После обеда, когда все собрались за черным кофе, тесть обратился к Штольцу:
— Ты уж прости, дорогой мой, — сказал он, — если до сих пор я маловато вникал в твои проблемы. Они интересуют меня куда больше, чем ты думаешь, просто я не вдруг разобрался, как с тобою обстоит. Знаешь, я частенько бываю похож на такого вот маленького человечка, как твой сынок, «не знаю, как это — думать», медленный я, понимаешь, много времени проходит, пока дойду до самой сути.
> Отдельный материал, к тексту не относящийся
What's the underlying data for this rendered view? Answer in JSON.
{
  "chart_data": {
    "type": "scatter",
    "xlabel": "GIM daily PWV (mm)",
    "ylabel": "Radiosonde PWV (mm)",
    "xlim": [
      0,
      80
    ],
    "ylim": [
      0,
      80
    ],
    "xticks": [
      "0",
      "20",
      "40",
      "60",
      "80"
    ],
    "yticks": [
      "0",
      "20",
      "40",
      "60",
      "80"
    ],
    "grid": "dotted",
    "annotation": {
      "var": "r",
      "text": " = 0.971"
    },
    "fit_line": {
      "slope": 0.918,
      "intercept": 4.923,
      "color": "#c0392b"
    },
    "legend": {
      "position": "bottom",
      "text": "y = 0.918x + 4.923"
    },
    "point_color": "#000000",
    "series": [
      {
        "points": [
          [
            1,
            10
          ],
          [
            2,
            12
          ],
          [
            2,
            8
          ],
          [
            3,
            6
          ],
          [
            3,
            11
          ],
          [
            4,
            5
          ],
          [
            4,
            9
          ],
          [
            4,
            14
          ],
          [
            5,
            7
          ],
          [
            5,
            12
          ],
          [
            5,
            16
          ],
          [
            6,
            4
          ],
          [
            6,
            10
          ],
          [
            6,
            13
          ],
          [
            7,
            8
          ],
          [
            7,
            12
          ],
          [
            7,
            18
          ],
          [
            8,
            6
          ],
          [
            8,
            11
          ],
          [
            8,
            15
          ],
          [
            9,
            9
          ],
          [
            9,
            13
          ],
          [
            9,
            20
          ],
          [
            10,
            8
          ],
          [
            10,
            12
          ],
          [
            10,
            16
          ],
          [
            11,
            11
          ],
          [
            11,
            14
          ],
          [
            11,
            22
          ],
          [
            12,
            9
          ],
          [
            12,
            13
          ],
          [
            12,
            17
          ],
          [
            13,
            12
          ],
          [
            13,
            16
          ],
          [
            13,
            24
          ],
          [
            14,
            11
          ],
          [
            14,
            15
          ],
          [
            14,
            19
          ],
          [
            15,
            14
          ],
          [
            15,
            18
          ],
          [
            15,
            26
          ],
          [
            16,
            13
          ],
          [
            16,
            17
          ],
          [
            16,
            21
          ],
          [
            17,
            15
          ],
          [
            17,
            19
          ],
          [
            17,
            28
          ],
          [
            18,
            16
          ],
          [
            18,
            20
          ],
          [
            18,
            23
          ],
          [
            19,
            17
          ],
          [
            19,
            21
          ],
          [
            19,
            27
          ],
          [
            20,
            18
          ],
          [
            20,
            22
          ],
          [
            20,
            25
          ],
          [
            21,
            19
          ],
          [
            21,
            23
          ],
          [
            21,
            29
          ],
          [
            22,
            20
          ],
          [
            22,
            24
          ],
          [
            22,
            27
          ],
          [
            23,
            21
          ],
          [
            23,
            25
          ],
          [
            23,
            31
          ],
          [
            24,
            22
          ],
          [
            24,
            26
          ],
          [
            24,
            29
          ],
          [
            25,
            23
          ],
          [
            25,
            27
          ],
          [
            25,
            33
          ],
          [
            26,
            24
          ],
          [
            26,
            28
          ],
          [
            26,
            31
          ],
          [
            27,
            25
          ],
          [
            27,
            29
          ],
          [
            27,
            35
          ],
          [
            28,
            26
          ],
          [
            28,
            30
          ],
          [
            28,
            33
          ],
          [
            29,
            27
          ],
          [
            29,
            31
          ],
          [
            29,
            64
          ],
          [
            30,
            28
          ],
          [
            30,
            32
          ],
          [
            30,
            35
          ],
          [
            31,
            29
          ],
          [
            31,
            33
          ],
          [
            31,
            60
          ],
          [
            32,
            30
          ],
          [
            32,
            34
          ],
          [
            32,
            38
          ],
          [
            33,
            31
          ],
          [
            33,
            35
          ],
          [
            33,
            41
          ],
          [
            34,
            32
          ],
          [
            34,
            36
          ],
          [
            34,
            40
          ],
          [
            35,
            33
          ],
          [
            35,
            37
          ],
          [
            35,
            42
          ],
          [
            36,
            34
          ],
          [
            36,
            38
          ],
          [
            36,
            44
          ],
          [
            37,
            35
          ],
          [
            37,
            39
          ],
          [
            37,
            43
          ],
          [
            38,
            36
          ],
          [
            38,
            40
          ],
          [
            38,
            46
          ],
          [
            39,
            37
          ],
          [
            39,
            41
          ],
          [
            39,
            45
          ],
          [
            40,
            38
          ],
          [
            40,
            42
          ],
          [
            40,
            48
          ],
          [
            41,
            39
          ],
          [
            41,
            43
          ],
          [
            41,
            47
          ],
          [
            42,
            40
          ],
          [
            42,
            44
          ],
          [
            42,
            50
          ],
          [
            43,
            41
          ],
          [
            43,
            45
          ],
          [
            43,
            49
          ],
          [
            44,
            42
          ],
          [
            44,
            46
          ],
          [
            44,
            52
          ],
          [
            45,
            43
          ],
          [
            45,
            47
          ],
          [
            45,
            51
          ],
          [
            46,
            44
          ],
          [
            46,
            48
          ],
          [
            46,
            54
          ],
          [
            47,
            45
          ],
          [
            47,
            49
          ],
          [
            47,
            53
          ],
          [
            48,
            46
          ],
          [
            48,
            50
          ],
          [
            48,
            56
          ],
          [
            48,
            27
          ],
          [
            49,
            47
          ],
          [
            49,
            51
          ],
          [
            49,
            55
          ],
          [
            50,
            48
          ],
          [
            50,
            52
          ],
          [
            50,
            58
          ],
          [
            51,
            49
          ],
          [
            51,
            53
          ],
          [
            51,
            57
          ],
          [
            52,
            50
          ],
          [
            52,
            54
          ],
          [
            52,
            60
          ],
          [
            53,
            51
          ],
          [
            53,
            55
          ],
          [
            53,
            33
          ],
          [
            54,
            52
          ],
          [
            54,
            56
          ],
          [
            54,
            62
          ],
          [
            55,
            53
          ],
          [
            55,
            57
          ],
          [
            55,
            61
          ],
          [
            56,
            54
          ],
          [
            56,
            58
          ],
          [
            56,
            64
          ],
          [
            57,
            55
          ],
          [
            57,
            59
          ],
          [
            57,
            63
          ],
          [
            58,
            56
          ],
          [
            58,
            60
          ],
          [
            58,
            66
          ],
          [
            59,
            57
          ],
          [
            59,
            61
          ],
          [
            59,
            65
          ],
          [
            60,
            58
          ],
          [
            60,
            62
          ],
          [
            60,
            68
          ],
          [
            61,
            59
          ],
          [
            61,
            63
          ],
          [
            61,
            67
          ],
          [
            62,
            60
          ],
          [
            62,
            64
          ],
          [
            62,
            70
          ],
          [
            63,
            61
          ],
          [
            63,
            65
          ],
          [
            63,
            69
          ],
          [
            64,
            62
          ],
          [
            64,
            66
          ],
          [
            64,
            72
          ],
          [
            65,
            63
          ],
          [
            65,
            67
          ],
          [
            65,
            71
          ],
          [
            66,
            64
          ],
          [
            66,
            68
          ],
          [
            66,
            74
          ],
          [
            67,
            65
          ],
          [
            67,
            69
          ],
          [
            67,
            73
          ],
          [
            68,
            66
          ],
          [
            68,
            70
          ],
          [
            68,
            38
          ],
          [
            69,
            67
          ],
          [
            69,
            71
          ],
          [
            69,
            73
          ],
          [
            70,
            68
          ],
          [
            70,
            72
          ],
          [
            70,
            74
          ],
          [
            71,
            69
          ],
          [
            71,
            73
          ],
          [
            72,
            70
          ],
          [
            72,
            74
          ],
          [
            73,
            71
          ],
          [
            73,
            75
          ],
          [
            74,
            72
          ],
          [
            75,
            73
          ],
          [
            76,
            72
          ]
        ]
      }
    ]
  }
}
С одной стороны, я тебе завидую, вернее, удивляюсь, с другой же — разумею сложность твоего положения, ведь ты наверняка чувствуешь себя как человек, сидящий в лодке, с веслами в руках, устремивший ясный взор к далекой цели в безбрежном океане мира, но веревка не дает ему отплыть, может статься, она совсем тоненькая, однако ж держит лодку у берега, не пускает в открытое море, хотя лов обещает быть удачным.
Штольц не сразу смекнул, о чем толкует тесть, но в конце концов уразумел, что тот имеет в виду прежние его закавыки с учебой, трудности с осуществлением замыслов и, вероятно, нынешнюю работу в Шпессарте.
— Ван Гог чувствовал в себе призвание, — продолжал пастор, — ты тоже. Осознавать свое призвание — это прекрасно, ведь такое счастье выпадает очень-очень немногим. И за него нужно благодарить судьбу, изо дня в день. Ты нашел смысл жизни. Как богослову мне приходится много заниматься призванием. Великие библейские пророки рассуждают о своем призвании. Нередко оно было для них тяжким бременем, ярмом, а когда им хотелось скинуть его с плеч, ибо порой они не выдерживали тяжести этой своей миссии и, подобно Илии, бросались под можжевеловый куст, желая в покорности умереть, Господь укреплял их и посылал новую миссию: «дальняя дорога пред тобою». Призвание — это прекрасно, с одной стороны, ты черпаешь в нем смысл и силы, но случаются и такие времена, когда рискуешь потерпеть полный крах. В моем деле обстоит точно так же.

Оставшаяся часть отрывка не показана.